Arguably, the world’s biggest drawback to smartphones is battery life. Our smartphones can look in the sky and identify stars while simultaneously streaming a Russian radio station. But try to find a smartphone that can last more than 24 hours on a single charge, and you’ll be hard pressed.
That’s why a technological invention unveiled by a student is capturing the attention of Google and other tech companies. That innovation could charge smartphones in as little as 30 seconds.
18-year old Eesha Khare has created a supercapacitor that can charge phones in under 30 seconds. The young student’s project was revealed as part of the 2013 Intel International Science and Engineering Fair.

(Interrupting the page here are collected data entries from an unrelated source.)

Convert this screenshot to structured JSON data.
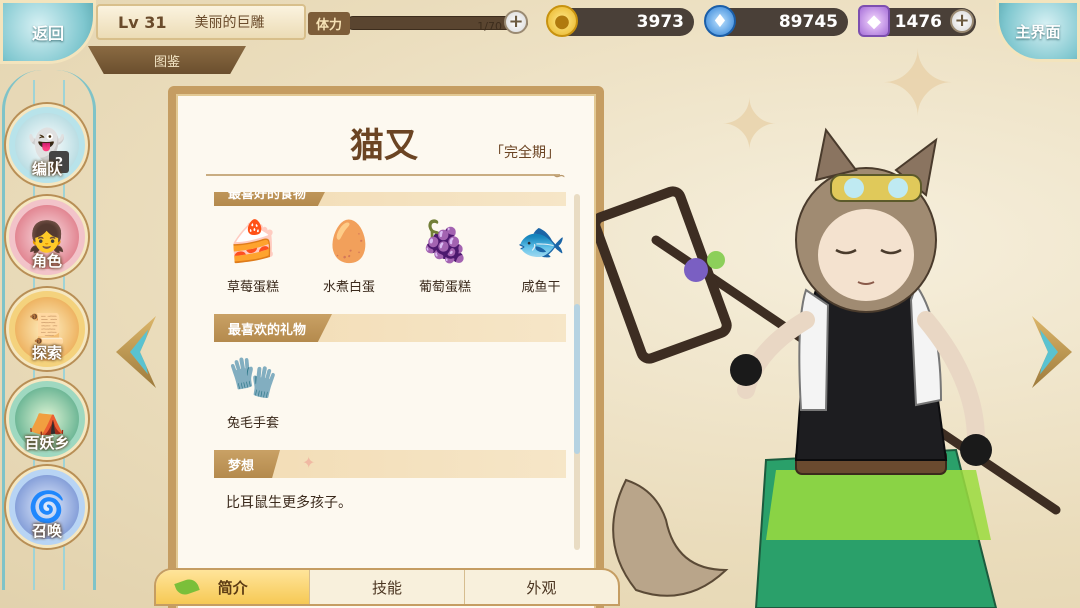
{
  "topbar": {
    "back_label": "返回",
    "level": "Lv 31",
    "player_name": "美丽的巨雕",
    "section_tab": "图鉴",
    "stamina": {
      "label": "体力",
      "value_text": "1/70",
      "fill_fraction": 0.014
    },
    "gold": "3973",
    "soul_fire": "89745",
    "gems": "1476",
    "home_label": "主界面"
  },
  "sidebar": {
    "items": [
      {
        "label": "编队",
        "badge": "2",
        "icon": "ghost-icon"
      },
      {
        "label": "角色",
        "icon": "character-icon"
      },
      {
        "label": "探索",
        "icon": "scroll-icon"
      },
      {
        "label": "百妖乡",
        "icon": "house-icon"
      },
      {
        "label": "召唤",
        "icon": "swirl-icon"
      }
    ]
  },
  "codex": {
    "name": "猫又",
    "stage": "「完全期」",
    "sections": {
      "favorite_food": {
        "title": "最喜好的食物",
        "items": [
          {
            "name": "草莓蛋糕",
            "icon": "strawberry-cake-icon"
          },
          {
            "name": "水煮白蛋",
            "icon": "boiled-egg-icon"
          },
          {
            "name": "葡萄蛋糕",
            "icon": "grape-cake-icon"
          },
          {
            "name": "咸鱼干",
            "icon": "dried-fish-icon"
          }
        ]
      },
      "favorite_gift": {
        "title": "最喜欢的礼物",
        "items": [
          {
            "name": "兔毛手套",
            "icon": "gloves-icon"
          }
        ]
      },
      "dream": {
        "title": "梦想",
        "text": "比耳鼠生更多孩子。"
      }
    }
  },
  "tabs": [
    {
      "label": "简介",
      "active": true
    },
    {
      "label": "技能",
      "active": false
    },
    {
      "label": "外观",
      "active": false
    }
  ],
  "colors": {
    "accent_teal": "#7fc7cf",
    "panel_brown": "#c59d62",
    "title_brown": "#6b4423",
    "tab_active": "#f6c955"
  }
}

Apparently, Google has already contacted Khare about the supercapacitor, although for whatever reasons, Khare doesn’t want to sell the technology any time soon.
“10,000 charge-recharge cycles”
Most phone batteries can perform about 1,000 charge-recharge cycles before they completely give up. The new supercapacitor, however, is built to hold 10,000 charge-recharge cycles, giving it 10 times longer life than anything available today.
Check out the technology in action in the video before (3 minutes long):
Ten years from now, I think we’ll look back in shock and remember that it used to take 2 to 3 hours to charge a smartphone to 100% battery life. Charging Android devices in 30 seconds would be useful, to say the least.